Thousands of mourners are praying for the dead men
Protesters torched cars, looted shops and set prisoners free from a jail.
But Palu, where the executions took place, remained calm. Mourners attended church services to pray for the men.
The three men were convicted of masterminding a series of attacks on Muslims in central Sulawesi in 2000 that killed at least 70 people.
A spokesman for the Vatican, which had appealed for clemency, described the executions as a defeat for humanity.
Previously known as Celebes, Sulawesi is Indonesia's fourth largest island
80% of residents are Muslim, while 17% are Christian
A December 1998 brawl in Poso led to months of religious violence in which hundreds died
The human rights organisation Amnesty International also expressed disappointment.
The three men - Fabianus Tibo, Marianus Riwu and Dominggus da Silva - were taken before the firing squad before dawn on Friday morning, according to police officers.
The bodies of Tibo and Riwu were then flown to their home towns, while Da Silva was buried in Palu, the provincial capital.
The attacks the three men were accused of instigating, in Poso, was part of a wave of violence triggered by a brawl between Christian and Muslim gangs in December 1998.
The violence left more than 1,000 people dead. The two sides signed a peace deal in 2002, but there have been sporadic incidents since.
As news of the execution emerged, at least 1,000 mourners packed the main Catholic church in Palu to pray for the three men.
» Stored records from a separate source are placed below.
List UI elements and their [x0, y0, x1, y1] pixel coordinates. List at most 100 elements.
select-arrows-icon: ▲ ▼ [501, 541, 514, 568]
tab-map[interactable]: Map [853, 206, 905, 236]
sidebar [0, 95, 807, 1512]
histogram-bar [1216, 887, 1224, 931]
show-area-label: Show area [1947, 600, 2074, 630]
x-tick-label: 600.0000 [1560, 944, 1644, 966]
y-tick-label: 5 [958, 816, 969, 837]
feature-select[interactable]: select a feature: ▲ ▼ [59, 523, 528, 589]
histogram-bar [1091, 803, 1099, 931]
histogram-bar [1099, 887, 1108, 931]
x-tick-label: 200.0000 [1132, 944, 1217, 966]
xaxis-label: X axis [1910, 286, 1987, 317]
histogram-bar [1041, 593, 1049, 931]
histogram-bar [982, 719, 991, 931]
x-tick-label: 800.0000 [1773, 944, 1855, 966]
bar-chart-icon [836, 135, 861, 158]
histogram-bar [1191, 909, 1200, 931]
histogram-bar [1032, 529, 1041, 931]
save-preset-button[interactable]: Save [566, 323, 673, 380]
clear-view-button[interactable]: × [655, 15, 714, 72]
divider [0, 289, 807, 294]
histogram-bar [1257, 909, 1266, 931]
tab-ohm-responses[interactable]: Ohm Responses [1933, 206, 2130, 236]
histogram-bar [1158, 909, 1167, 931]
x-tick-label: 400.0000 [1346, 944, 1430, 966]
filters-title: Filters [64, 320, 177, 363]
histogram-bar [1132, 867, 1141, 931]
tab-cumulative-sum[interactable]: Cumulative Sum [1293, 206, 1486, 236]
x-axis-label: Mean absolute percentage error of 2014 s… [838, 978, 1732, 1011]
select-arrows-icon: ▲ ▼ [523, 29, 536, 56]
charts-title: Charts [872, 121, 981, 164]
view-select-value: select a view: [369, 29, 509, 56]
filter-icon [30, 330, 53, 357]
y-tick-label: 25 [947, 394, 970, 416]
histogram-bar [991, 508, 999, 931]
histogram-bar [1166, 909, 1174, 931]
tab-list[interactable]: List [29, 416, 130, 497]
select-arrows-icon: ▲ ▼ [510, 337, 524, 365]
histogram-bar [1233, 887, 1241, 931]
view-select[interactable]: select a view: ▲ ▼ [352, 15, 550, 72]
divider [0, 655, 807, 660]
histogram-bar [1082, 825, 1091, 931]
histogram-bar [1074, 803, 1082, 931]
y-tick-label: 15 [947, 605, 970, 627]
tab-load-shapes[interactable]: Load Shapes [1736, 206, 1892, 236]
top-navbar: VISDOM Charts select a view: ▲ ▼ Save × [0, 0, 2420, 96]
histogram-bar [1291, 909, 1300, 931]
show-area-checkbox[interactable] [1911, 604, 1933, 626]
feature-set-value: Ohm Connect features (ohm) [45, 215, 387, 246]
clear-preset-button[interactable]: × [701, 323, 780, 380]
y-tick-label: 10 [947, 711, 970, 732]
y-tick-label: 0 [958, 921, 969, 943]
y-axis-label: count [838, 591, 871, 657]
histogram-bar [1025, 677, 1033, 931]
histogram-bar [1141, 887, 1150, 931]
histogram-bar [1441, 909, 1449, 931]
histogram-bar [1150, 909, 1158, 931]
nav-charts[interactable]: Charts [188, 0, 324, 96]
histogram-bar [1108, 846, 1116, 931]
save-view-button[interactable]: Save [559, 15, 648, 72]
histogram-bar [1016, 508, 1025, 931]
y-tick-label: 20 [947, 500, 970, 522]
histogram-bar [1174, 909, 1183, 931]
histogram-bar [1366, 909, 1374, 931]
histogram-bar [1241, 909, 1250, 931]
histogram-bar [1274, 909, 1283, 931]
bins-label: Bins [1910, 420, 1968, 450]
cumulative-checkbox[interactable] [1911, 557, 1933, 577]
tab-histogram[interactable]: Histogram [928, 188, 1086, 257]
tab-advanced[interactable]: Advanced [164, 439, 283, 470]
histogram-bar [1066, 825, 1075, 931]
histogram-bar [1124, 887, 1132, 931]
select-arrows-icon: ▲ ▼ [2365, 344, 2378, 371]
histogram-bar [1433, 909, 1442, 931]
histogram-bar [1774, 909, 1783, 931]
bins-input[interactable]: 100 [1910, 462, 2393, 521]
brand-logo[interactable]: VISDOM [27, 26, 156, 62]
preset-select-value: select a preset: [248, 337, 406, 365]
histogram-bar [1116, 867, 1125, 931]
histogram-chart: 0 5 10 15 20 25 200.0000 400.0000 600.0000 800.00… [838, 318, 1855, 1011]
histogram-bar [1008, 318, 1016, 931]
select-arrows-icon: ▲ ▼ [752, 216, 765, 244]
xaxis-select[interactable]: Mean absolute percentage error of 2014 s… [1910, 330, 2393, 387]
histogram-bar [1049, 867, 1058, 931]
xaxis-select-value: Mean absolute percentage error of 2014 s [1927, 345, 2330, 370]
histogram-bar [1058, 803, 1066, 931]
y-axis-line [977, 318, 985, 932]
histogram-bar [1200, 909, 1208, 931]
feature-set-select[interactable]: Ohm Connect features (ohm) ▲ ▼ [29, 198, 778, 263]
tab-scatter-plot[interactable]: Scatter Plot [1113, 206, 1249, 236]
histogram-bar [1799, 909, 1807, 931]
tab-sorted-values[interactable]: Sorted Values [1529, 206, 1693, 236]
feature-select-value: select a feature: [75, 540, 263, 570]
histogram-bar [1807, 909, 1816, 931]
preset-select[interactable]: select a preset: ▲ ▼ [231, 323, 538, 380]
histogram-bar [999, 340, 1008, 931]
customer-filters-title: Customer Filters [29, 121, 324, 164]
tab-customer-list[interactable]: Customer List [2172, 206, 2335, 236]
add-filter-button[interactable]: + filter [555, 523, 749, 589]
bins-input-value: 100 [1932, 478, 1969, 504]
Rioting broke out elsewhere, including on the island of Flores, the men's birthplace, and in Tibo and Riwu's Sulawesi villages as well as in Poso.
The worst violence broke out in the Christian-dominated town of Atambua in West Timor, where Da Silva was from.
At least 1,000 people took to the streets, throwing stones and looting shops.
Rioters damaged the state prosecutor's office and broke into the jail, freeing some 200 inmates. Only 20 prisoners had so far returned, police said.
One Catholic priest in Atambua told the AFP news agency he and three colleagues had managed to placate the rioters and they were now heading home.
National deputy police chief Adang Daradjatun stressed that the violence was being directed at the authorities, not at Muslims, and Indonesia was not witnessing a resurgence of the religious conflict of six years ago.
The case against the men has raised questions in Indonesia about the different sentences handed down to Christians and Muslims.
Few Muslims were ever punished for the violence in Sulawesi, and none to more than 15 years in jail.
The executions have highlighted the religious divide
Human rights workers also claim that while it was possible the three men took part in some of the violence in 2000, they were almost certainly not the masterminds.
The executions had been due to take place last month, but the three men were given a reprieve after a plea for clemency from Pope Benedict XVI, and demonstrations by thousands of Christians.
Despite government denials, many Indonesians connect the timing of the men's deaths with the planned execution of three Muslim militants for their part in the 2002 Bali nightclub bombings, that killed more than 200 people.
These men were also given a reprieve last month, and are now filing final appeals for clemency.
Indonesia is home to the world's largest number of Muslims. But in various eastern areas of the country, such as parts of Sulawesi, Christian and Muslim populations are roughly equal.